A aula mais aguardada era aquela quando a professora distribuía as provas corrigidas. Neste dia, por coincidência ou propósito, Glenda vestia a sua blusa de seda branca, com colarinho e mangas compridas. A parte da frente era abotoada e ela deixava um botão aberto, o que permitia a visão parcial de seu busto, com seios não muito grandes, mas bem formados e firmes. O ritual da entrada era o prenúncio de uma sessão bem abastecida de tensão. Os mais ousados, até davam uma paradinha (e olhadinha…) ao cumprimentar a docente, ao que ela retribuía com seu olhar pactuante.
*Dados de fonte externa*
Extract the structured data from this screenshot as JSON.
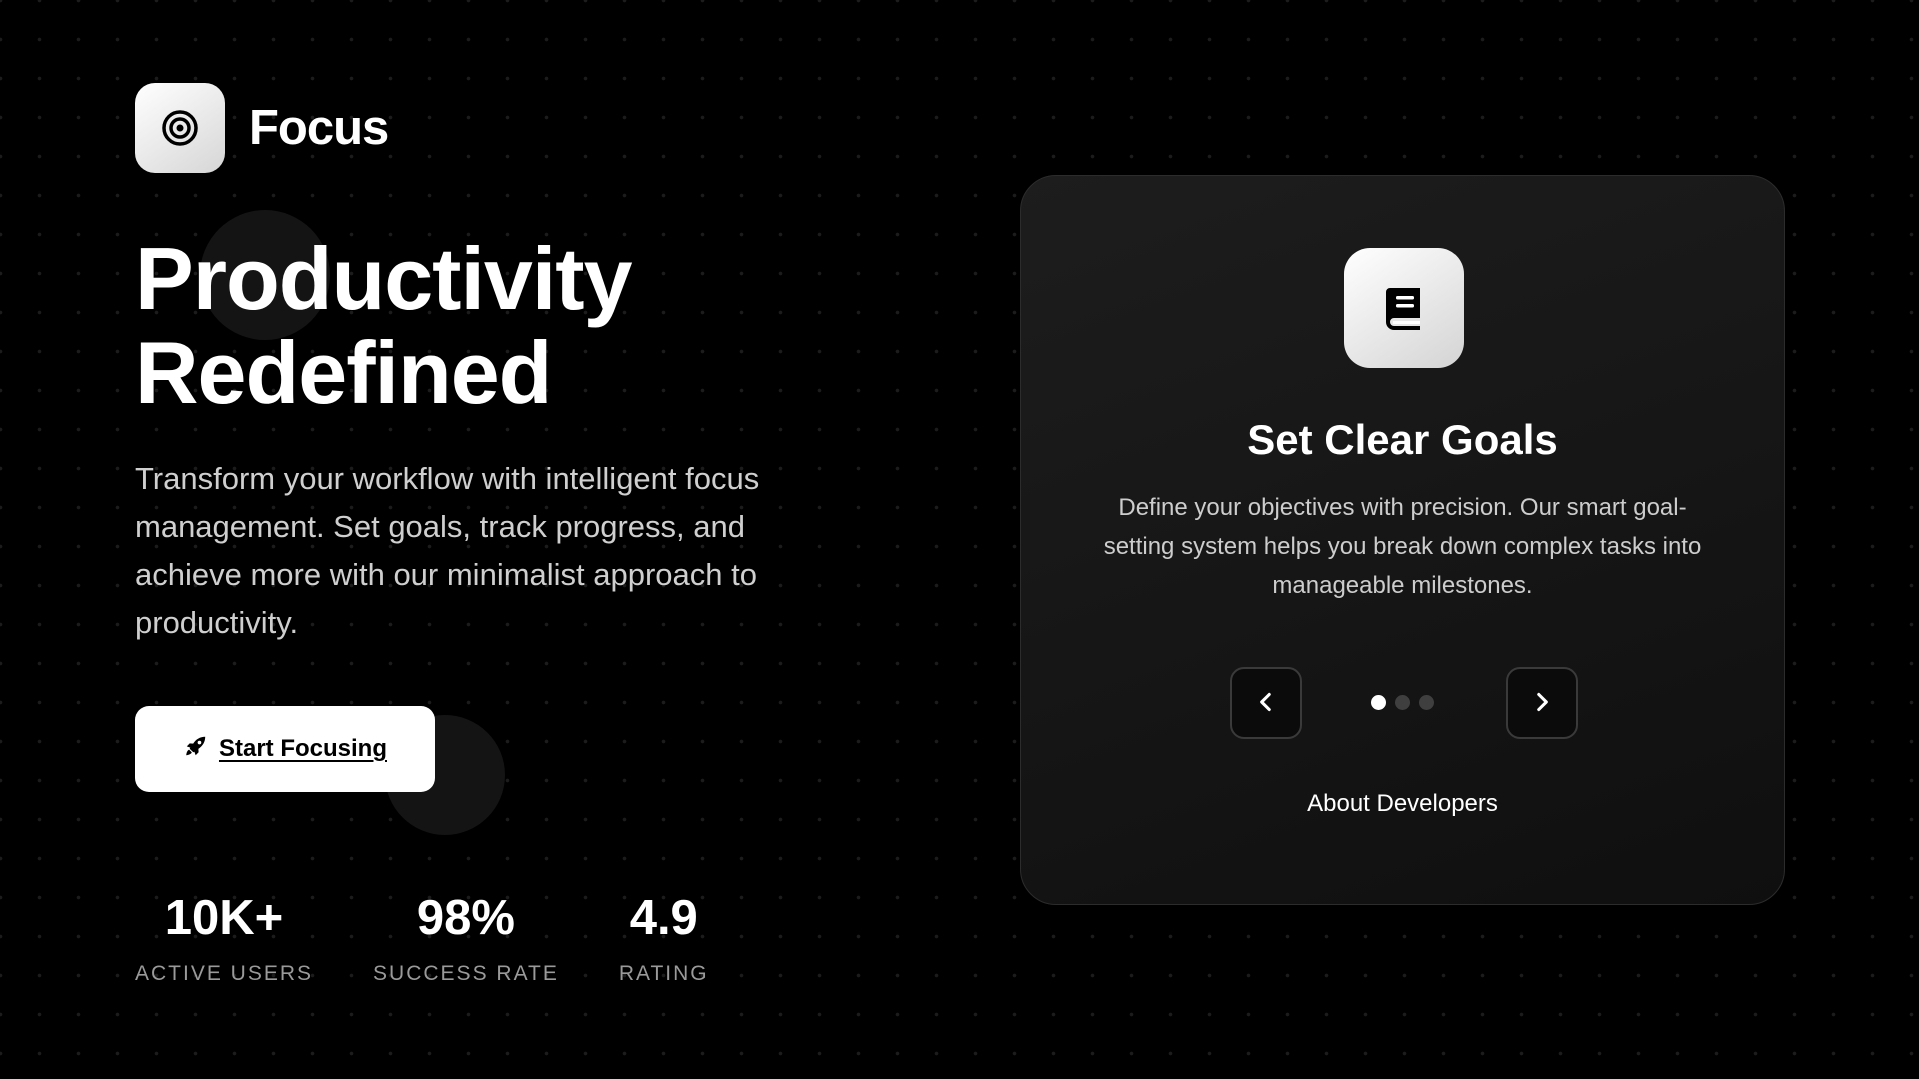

Sentada à sua mesa na frente da sala, à um metro de distância afastada do quadro de giz, ela distribuía as provas, chamando cada aluno e apontando os erros que havia cometido. Neste ritual, geralmente o aluno ficava de pé, ao lado ou por detrás da professora. Não era sem propósito que tal situação levava, infalivelmente, a olhares curiosos de alguns e ousados de outros, para aquela abertura deliciosa da blusa. Lateralmente, visualizava-se parte do sutiã que sustentava generosamente os seios, elevando-os e salientando a sua beleza. Os alunos mais altos preferiam postar-se às costas, o que permitia uma perspectiva diferenciada daquele monumento ao deus Eros.

Ao término daquela aula, os alunos enfileiravam-se no banheiro para descarregar a tensão acumulada durante a preleção.
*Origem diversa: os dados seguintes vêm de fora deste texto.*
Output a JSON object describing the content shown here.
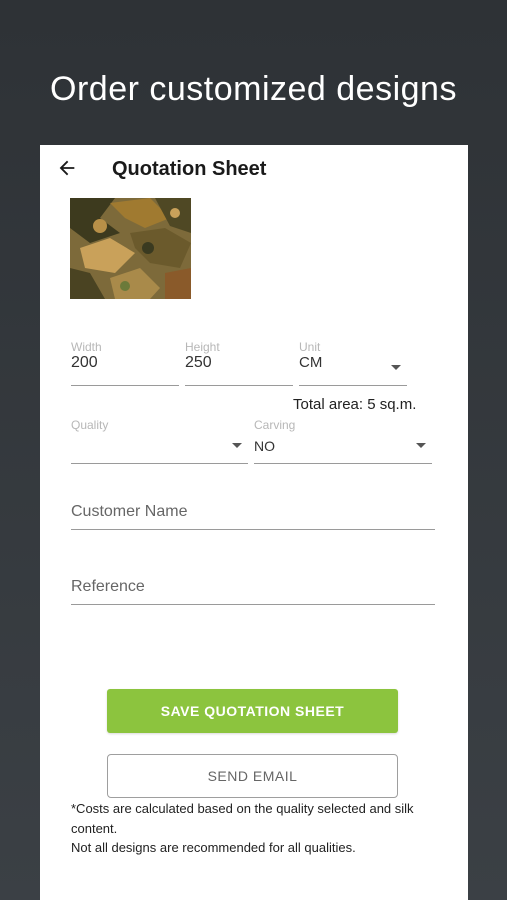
{
  "promo": {
    "title": "Order customized designs"
  },
  "appbar": {
    "title": "Quotation Sheet",
    "back_icon": "arrow-left-icon"
  },
  "design": {
    "image_alt": "camouflage rug design",
    "colors": [
      "#6b5a2c",
      "#a07a30",
      "#3d3a1e",
      "#c9a15a",
      "#7d6a3a"
    ]
  },
  "form": {
    "width": {
      "label": "Width",
      "value": "200"
    },
    "height": {
      "label": "Height",
      "value": "250"
    },
    "unit": {
      "label": "Unit",
      "value": "CM"
    },
    "total_area": "Total area: 5 sq.m.",
    "quality": {
      "label": "Quality",
      "value": ""
    },
    "carving": {
      "label": "Carving",
      "value": "NO"
    },
    "customer_name": {
      "placeholder": "Customer Name"
    },
    "reference": {
      "placeholder": "Reference"
    }
  },
  "buttons": {
    "save": "SAVE QUOTATION SHEET",
    "email": "SEND EMAIL"
  },
  "notes": [
    "*Costs are calculated based on the quality selected and silk content.",
    "Not all designs are recommended for all qualities."
  ],
  "colors": {
    "accent": "#8cc43e",
    "background": "#2e3236"
  }
}
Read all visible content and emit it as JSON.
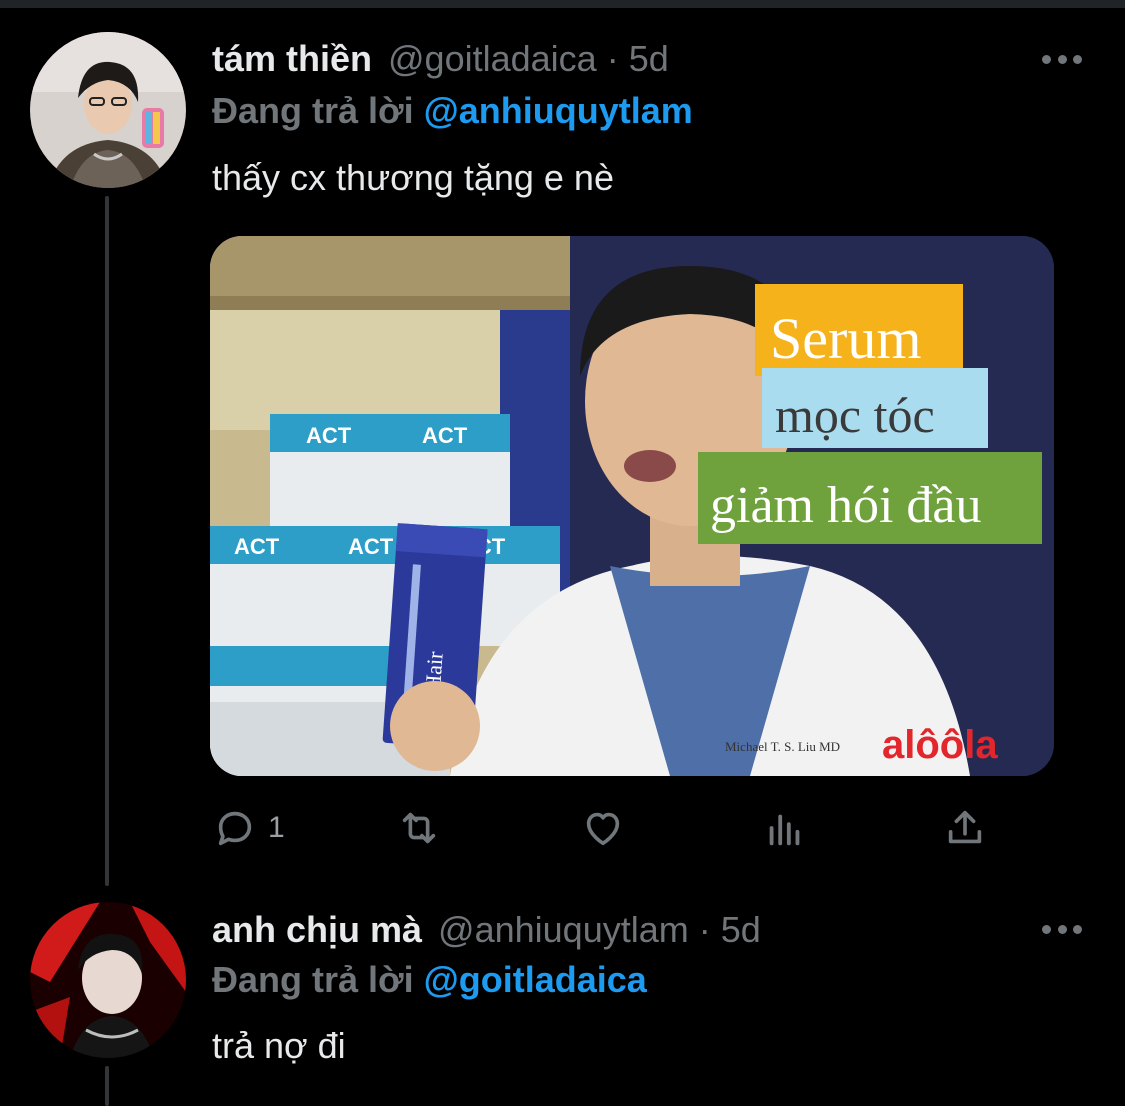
{
  "tweets": [
    {
      "display_name": "tám thiền",
      "handle": "@goitladaica",
      "separator": "·",
      "time": "5d",
      "reply_prefix": "Đang trả lời",
      "reply_to": "@anhiuquytlam",
      "text": "thấy cx thương tặng e nè",
      "media": {
        "overlay_line1": "Serum",
        "overlay_line2": "mọc tóc",
        "overlay_line3": "giảm hói đầu",
        "brand": "alôôla",
        "box_label": "ACT",
        "product_label": "Hair",
        "coat_name": "Michael T. S. Liu MD",
        "colors": {
          "label1_bg": "#f5b21b",
          "label2_bg": "#a9dcef",
          "label3_bg": "#6fa23d",
          "brand": "#e3262b"
        }
      },
      "actions": {
        "reply_count": "1",
        "reply_icon": "reply-bubble-icon",
        "retweet_icon": "retweet-icon",
        "like_icon": "heart-icon",
        "views_icon": "bar-chart-icon",
        "share_icon": "share-upload-icon"
      }
    },
    {
      "display_name": "anh chịu mà",
      "handle": "@anhiuquytlam",
      "separator": "·",
      "time": "5d",
      "reply_prefix": "Đang trả lời",
      "reply_to": "@goitladaica",
      "text": "trả nợ đi"
    }
  ],
  "colors": {
    "background": "#000000",
    "primary_text": "#e7e9ea",
    "secondary_text": "#71767b",
    "link": "#1d9bf0"
  }
}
Nadar pelados nas corredeiras do Córrego Quati

A Londrina de finais dos anos 50 era uma pequena urbe em vertiginoso desenvolvimento graças à cafeicultura. A cidade ocupava um pequeno miolo às margens da futura rodovia BR 369, que ligava inúmeros povoados de oeste a leste, que tinham sido instalados para a colonização da região norte do estado do Paraná. A parte urbanizada ficava ao lado sul daquela rodovia. As demais partes, norte, oeste e leste exibia a floresta ombrófila semidecídua, ainda em seu estágio virgem.

A topografia da região, levemente acidentada, é uma planície com declividades nos sentidos leste e sul. Assim sendo, as águas da bacia hidrográfica são afluentes naturais do rio Tibagi, que por sua vez, deságua no rio Paranapanema, ao norte do município. O Tibagi, que se origina na região dos Campos Gerais, em Ponta Grossa, apresenta um enorme volume acumulado de água na latitude de Londrina. Por conseguinte, a largura do rio é extensa, ultrapassando uma centena de metros.
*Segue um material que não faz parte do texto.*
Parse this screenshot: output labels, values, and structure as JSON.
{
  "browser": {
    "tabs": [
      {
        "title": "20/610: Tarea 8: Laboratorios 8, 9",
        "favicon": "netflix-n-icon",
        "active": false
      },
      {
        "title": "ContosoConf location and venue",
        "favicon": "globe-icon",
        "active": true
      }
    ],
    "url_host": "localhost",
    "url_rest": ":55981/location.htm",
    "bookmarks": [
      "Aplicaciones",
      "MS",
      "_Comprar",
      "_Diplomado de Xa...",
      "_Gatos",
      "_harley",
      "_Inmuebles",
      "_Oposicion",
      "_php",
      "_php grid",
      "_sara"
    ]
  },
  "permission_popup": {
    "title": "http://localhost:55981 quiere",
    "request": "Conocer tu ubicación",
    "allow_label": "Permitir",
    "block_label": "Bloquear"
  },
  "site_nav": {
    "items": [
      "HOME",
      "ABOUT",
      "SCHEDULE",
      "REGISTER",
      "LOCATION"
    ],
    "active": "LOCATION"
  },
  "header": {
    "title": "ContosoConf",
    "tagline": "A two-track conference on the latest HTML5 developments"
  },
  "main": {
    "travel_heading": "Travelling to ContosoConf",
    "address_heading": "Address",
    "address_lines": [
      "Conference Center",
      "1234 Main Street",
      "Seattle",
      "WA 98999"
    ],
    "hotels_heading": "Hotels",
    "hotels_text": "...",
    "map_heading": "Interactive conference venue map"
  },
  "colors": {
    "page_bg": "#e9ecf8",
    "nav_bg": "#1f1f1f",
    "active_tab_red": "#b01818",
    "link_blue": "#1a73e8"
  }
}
O Ribeirão do Cambé é o maior regato e fica na região sul. É sobre o seu leito que foi construído o Lago Igapó, um dos ícones da cidade, em torno do qual houve um significativo crescimento urbanístico, com edificações modernas de alto padrão. O mesmo córrego percorre em seu leito natural, o atual Parque Municipal Arthur Thomas, a maior reserva florestal urbana. Ele segue para o leste e desagua no Tibagi depois de formar o Ribeirão Três Bocas.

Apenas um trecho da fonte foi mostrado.